Razemotte Les Méandres 08/01/2005 09:46:27
Sur la poésie et les poètes
Si vous avez du style vous pouvez montrer votre âme
Votre cœur est tout dans les mots, amour qui se pâme
Mais votre âme est-elle pure ou est-elle plus sombres
Que le Styx et le fleuve des enfers de la pénombre ?
Votre pureté est-elle vraie ou n'est-elle qu'apparence ?
Par vos mots bien ou mal choisis, font la différence
Votre innocence ne fait-elle pas de vous un nouveau génie?
Pour un seul Rimbaud qui écrit combien y a-t-il de bannis?
Le père Verlaine était un fonctionnaire appointé
Cela vous fait-il du mal? En êtes-vous désappointé?
Le génie n’attends pas, il mûrit avec les printemps
Pour un Mozart prodige, combien de Beethoven
Pour des inconnus... Combien de sonnets d'Arven
Les poètes sont soumis aux passages du temps
Nuages
Regardes-tu les nuages légers
Qui sont l'éternel présent
Et qui changent tout le temps,
Les nuages légers et roses au soleil
Et les nuages lourds de pluie
Qui s'en vont déjà...
Là-bas au loin
Spleen du jour
Aujourd’hui mon ciel est très bas et trop lourd
Mon cœur n'est ni gai ni triste, un peu gourd
Comme dans le poème du grand Baudelaire !

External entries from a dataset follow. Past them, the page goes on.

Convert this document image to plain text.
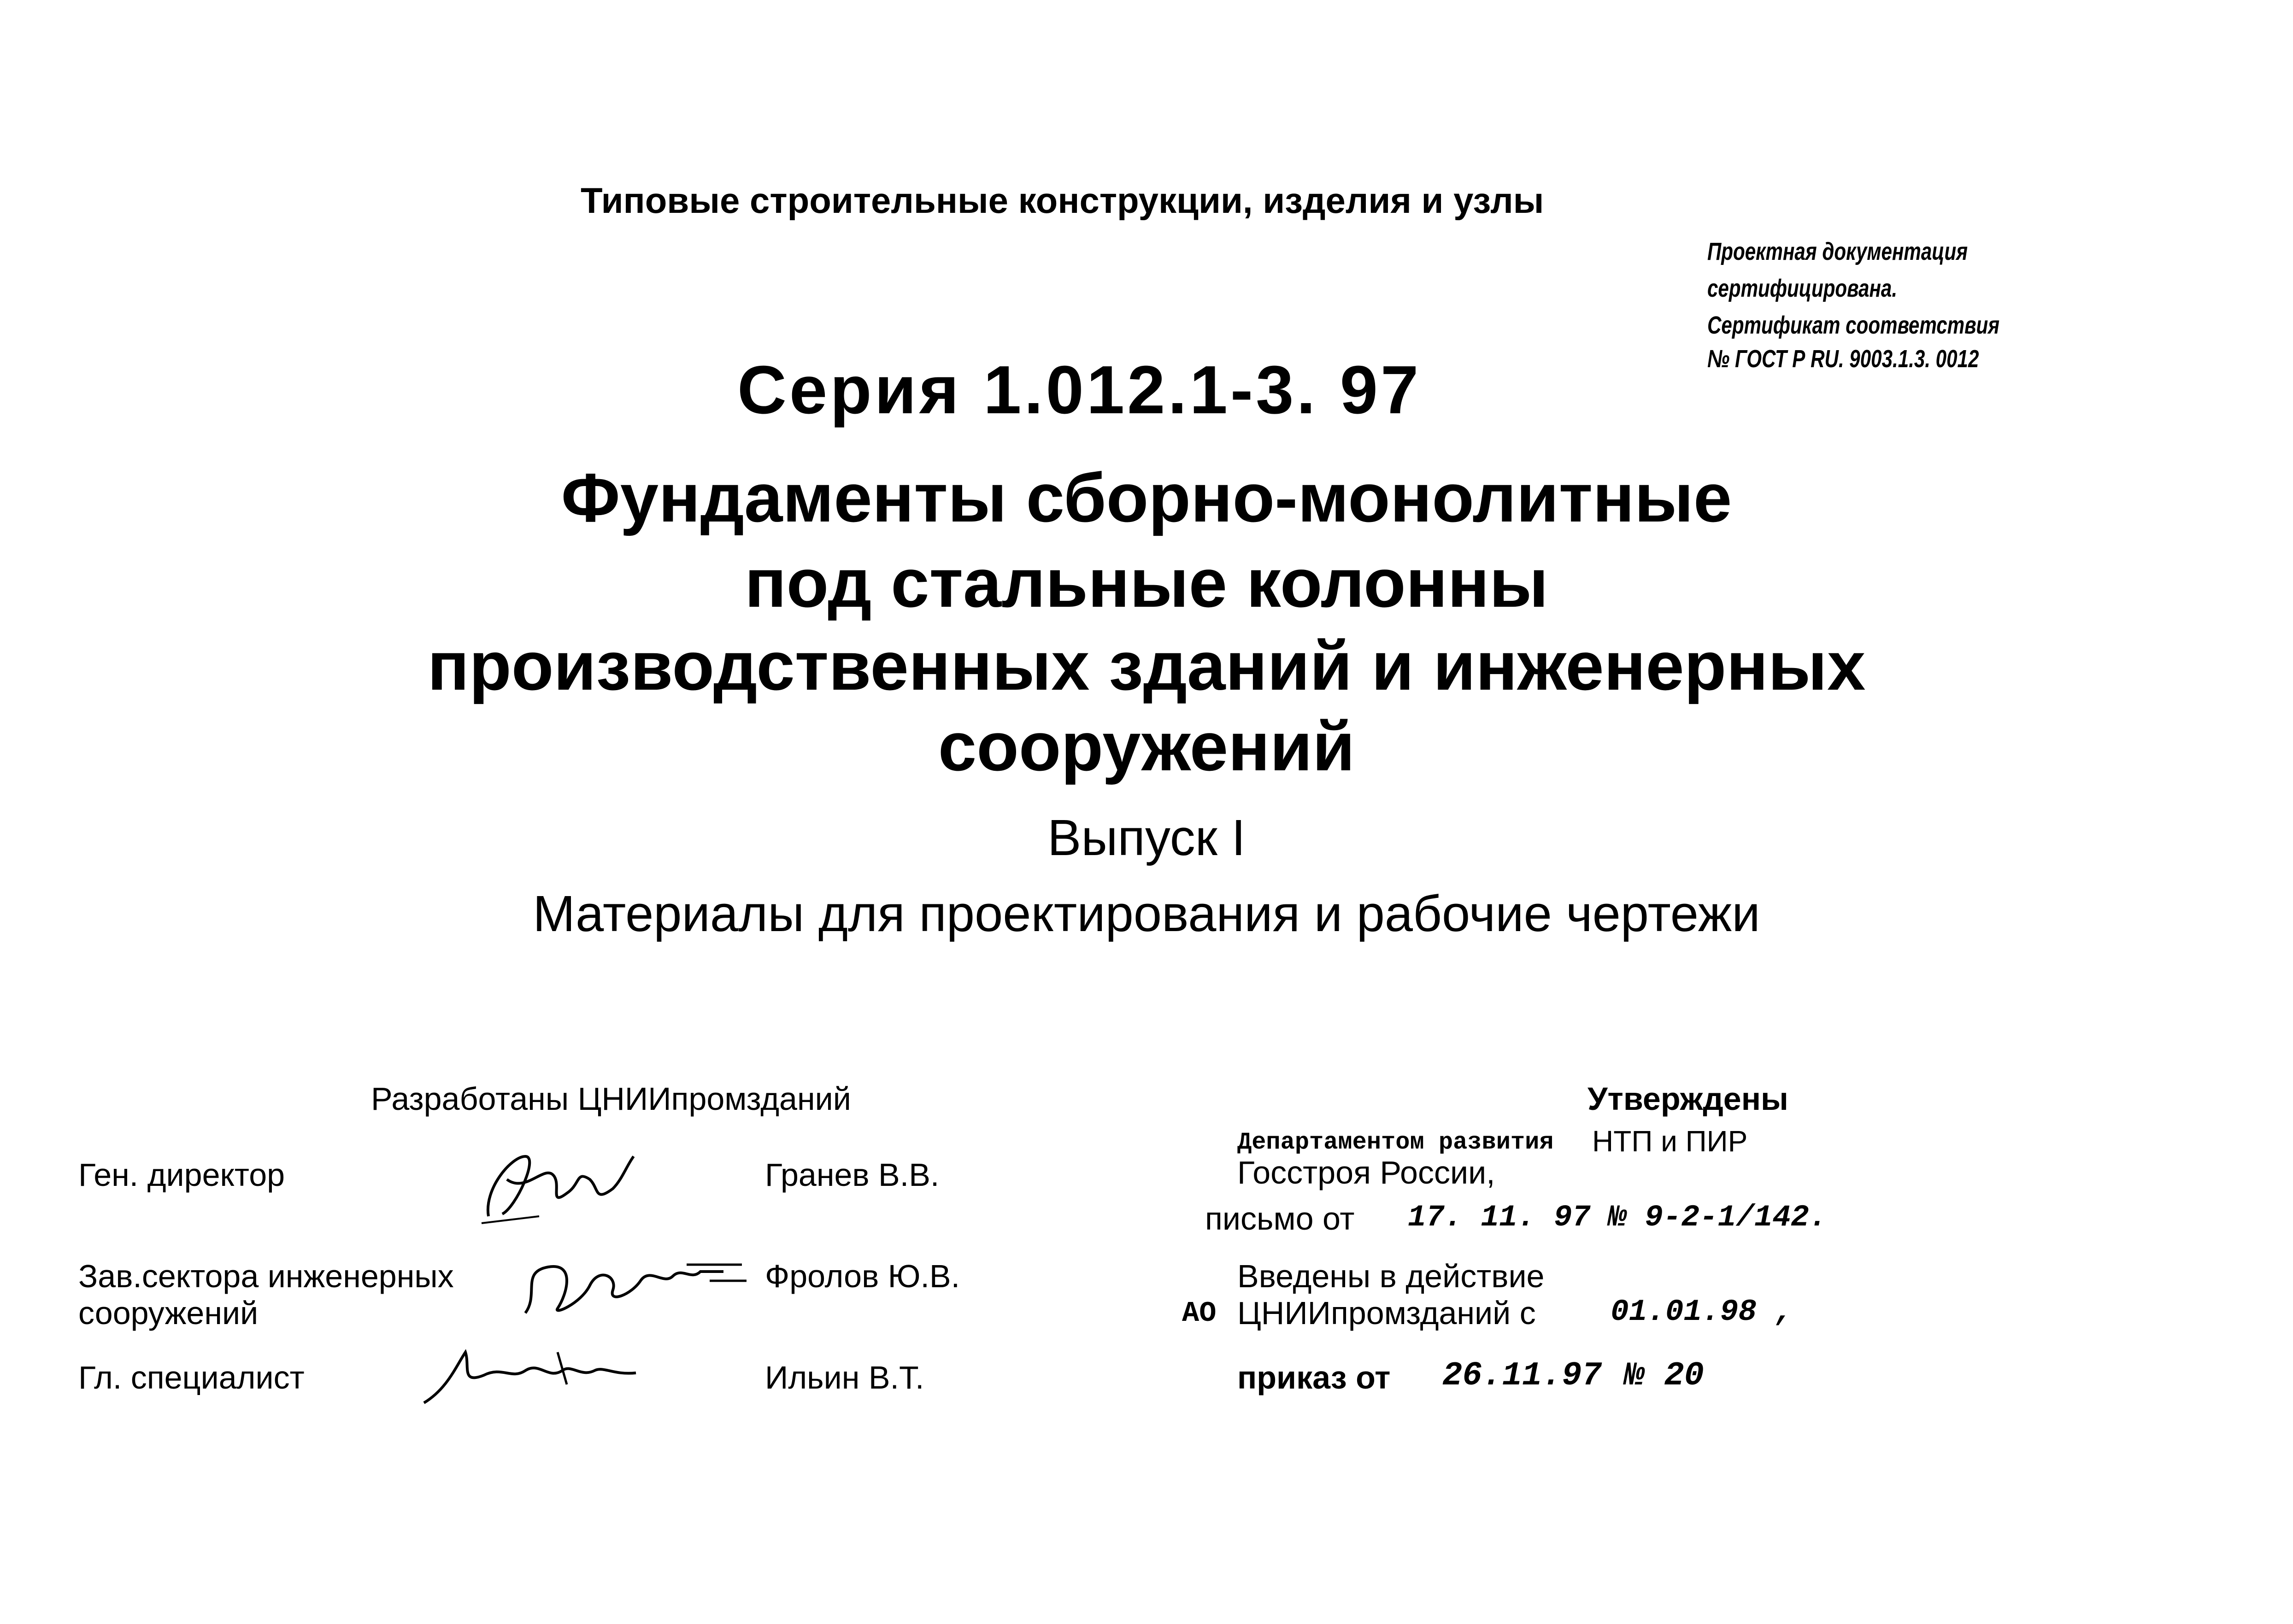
Типовые строительные конструкции, изделия и узлы
Проектная документация
сертифицирована.
Сертификат соответствия
№ ГОСТ Р RU. 9003.1.3. 0012
Серия 1.012.1-3. 97
Фундаменты сборно-монолитные
под стальные колонны
производственных зданий и инженерных
сооружений
Выпуск I
Материалы для проектирования и рабочие чертежи
Разработаны ЦНИИпромзданий
Ген. директор	Гранев В.В.
Зав.сектора инженерных
сооружений
Фролов Ю.В.
Гл. специалист	Ильин В.Т.
Утверждены
Департаментом развития НТП и ПИР
Госстроя России,
письмо от 17. 11. 97 № 9-2-1/142.
Введены в действие
АО ЦНИИпромзданий с 01.01.98 ,
приказ от 26.11.97 № 20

Je n'ai rien à souhaiter, aucun anniversaire
C'est l'horreur et la haine, qui se trouvent ainsi bannies
Je n'aime pas Staline mais Hitler était encore pire
Entre la peste et le choléra, il faut choisir, mais que dire
Le Vingtième siècle fut le siècle de la raison parait-il
Quand la raison est plus une folie que nous reste-t-il !
Je n'aime pas l'age de nos parents leur adolescence
Mon père né en mil neuf cents vint deux, Dada étonne
Ma mère née en mil neuf cent vingt-cinq, les garçonnes
Et ces deux enfants avaient leurs cœurs pour innocence.